Юрий Нестеренко
Самая долгая ночь в году
Самая долгая ночь в году — это отнюдь не ночь зимнего солнцестояния с 21 на 22 декабря. Это ночь с 31 декабря на 1 января, единственная в году ночь, которая для абсолютного большинства не сливается в размытое мгновение сонного небытия, а растягивается на много часов, заполненных разнообразными событиями — чаще, конечно, незначительными и не оставляющими после себя ничего, кроме похмельной головной боли и остатков заливной рыбы в холодильнике на следующий день, но иногда — иногда эти события способны перевернуть всю дальнейшую жизнь. Даже самый пустяковый эпизод, который в иной день не имел бы никакого продолжения, в эту ночь может обрести некий символический смысл и стать поворотной точкой — к добру или к худу? Кто знает! Жаждущие уйти от рутины будней в новогоднюю сказку обычно забывают, что не все сказки хорошо кончаются. Конечно, сама по себе эта ночь ничем не отличается от других, да и вообще, далеко не все человечество празднует смену лет по григорианскому календарю; но, в конце концов, для человека реально существует только то, во что он верит.
Так думал Андрей Сулакшин, покачиваясь вечером 31 декабря в вагоне электрички, уносившей его все дальше и дальше от города, от сияния его реклам и иллюминаций, от бесконечной вереницы машин, все еще куда-то спешащих за несколько часов до праздника, от обмотанных гирляндами елок на площадях и сомнительных молодежных компаний, палящих в небо из ракетниц, от очередных «Главных песен о старом», «Иронии судьбы» и новогоднего обращения Президента. Ритмично постукивая на стыках, поезд мчал своих пассажиров вперед, в морозную тьму, мимо белевших во мраке полей, мимо заснеженных лесов, подступавших к самой насыпи, мимо синеглазых семафоров и сиротливых огней далеких поселков. Народу в вагоне было немного, хотя и больше, чем обычно в это время суток; в основном это были спешившие домой провинциалы, которых покупки или иные дела задержали в последний день в городе. Андрей, однако, был не из их числа.
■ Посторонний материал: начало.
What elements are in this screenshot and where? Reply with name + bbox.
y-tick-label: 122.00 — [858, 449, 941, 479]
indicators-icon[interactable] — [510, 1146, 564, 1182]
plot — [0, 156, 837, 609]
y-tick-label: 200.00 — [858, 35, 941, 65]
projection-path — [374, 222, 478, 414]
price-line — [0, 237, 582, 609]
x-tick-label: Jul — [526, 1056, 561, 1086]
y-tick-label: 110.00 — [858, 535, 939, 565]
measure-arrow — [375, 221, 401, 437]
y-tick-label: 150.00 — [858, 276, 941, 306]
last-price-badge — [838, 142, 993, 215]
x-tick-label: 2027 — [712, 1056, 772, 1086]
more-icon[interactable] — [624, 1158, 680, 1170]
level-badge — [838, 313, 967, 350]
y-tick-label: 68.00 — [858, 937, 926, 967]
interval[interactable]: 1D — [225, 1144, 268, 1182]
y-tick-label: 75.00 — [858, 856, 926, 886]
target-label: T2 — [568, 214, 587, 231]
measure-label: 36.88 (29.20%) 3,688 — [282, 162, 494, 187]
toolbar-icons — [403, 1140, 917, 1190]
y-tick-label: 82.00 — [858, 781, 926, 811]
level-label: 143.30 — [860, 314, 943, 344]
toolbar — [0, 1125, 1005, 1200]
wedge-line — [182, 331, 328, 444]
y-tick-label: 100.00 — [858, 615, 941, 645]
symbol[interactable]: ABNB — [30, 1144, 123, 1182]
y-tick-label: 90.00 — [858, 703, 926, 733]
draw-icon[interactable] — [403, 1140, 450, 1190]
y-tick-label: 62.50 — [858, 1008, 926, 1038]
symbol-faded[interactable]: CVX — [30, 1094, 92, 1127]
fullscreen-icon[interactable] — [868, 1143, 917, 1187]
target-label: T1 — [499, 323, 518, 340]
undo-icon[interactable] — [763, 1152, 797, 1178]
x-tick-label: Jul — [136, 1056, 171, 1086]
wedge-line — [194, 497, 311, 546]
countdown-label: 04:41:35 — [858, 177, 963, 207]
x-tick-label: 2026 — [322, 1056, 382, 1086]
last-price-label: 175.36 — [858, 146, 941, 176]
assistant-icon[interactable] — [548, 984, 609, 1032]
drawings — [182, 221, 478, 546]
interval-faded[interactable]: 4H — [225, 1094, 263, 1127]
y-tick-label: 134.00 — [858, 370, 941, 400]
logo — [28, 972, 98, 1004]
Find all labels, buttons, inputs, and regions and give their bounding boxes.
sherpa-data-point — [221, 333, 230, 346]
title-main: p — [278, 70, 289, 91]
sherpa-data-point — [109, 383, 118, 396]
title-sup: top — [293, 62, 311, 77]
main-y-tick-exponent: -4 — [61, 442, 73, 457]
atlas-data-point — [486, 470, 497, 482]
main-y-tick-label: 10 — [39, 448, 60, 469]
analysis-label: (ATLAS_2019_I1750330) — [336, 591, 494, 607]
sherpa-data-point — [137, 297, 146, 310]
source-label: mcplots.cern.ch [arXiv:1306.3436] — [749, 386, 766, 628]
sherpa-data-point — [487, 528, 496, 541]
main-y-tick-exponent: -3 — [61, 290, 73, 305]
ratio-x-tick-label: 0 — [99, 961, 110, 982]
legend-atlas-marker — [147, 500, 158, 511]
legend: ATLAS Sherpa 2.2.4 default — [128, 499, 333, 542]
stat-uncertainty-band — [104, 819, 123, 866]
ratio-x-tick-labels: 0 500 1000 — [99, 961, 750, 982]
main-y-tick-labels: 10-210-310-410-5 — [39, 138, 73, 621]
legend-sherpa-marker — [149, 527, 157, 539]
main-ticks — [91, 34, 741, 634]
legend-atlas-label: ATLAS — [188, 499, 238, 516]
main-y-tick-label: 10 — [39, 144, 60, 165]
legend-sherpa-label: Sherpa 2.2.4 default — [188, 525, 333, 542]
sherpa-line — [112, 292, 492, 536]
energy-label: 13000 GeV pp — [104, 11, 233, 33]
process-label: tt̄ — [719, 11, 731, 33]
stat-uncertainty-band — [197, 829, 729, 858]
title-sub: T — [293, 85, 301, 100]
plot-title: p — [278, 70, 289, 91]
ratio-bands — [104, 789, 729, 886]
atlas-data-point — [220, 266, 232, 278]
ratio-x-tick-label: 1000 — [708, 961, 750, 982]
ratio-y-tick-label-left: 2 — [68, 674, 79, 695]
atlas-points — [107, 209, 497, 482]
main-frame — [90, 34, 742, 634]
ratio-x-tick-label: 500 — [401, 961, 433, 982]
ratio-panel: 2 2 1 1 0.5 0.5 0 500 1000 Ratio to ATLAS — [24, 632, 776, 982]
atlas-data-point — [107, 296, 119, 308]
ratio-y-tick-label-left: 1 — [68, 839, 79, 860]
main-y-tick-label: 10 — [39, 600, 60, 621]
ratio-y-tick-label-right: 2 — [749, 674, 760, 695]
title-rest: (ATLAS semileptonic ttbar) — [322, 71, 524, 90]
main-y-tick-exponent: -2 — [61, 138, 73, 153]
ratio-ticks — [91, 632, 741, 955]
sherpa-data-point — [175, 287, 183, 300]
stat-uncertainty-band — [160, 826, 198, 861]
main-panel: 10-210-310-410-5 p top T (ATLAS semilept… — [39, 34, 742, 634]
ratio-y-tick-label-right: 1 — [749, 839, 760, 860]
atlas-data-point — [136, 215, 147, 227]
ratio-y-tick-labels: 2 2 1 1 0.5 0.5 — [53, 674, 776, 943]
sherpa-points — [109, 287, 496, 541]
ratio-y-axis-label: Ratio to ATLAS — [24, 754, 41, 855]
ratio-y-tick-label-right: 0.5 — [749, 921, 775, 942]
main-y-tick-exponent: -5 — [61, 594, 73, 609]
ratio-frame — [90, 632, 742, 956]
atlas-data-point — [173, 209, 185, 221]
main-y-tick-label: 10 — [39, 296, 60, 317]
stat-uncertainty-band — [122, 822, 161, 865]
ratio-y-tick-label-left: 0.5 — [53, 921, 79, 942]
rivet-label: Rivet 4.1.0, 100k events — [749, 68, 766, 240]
Пожалуй, он и сам не мог бы точно сказать, что заставило его принять приглашение Валерки присоединиться к их компании и встретить Новый год «вдали от цивилизации», в домике посреди зимнего леса, где даже елка располагалась не внутри, а снаружи; в то время Андрей планировал провести праздничную ночь в более узком обществе. Но… за минувшие три недели обстоятельства изменились таким образом, что теперь это общество было бы слишком узким, сократившись до самого Андрея и его мамы. Так что, в каком-то смысле все к лучшему. Вместо того, чтобы сидеть дома, предаваясь элегической грусти, он будет веселиться в теплой компании — и, как знать, не заведет ли он уже сегодня новое знакомство? Новогодняя ночь, от которой столь многие ожидают чудес и перемен, хороший для этого повод…
Поезд замедлил ход.
— Фывавовшкое, — объявил машинист по неисправной, как обычно, связи. Андрей встрепенулся, бросил взгляд на проплывавшее мимо окна название станции и поспешно вышел в тамбур. Двери с шипением отворились, впуская холодный воздух и редкие снежинки.
Лесной домик не был таким уж диким и оторванным от цивилизации местом — он находился всего в паре километров от шоссе и менее, чем в пяти — от дачного поселка под названием Силикаты (Россия, наверное, единственная страна, где можно встретить топонимы типа «3-я Газгольдерная улица»). В доме была электропроводка и телевизионная антенна на крыше (правда, самого телевизора не было, равно как и радио, и это обстоятельство гордо подчеркивалось инициаторами затеи), и до него можно было доехать на машине. Тем не менее, от станции надо было добираться больше десяти километров — если по шоссе мимо Силикатов и дальше по проселку — или же около шести, если напрямик по тропинке через лес.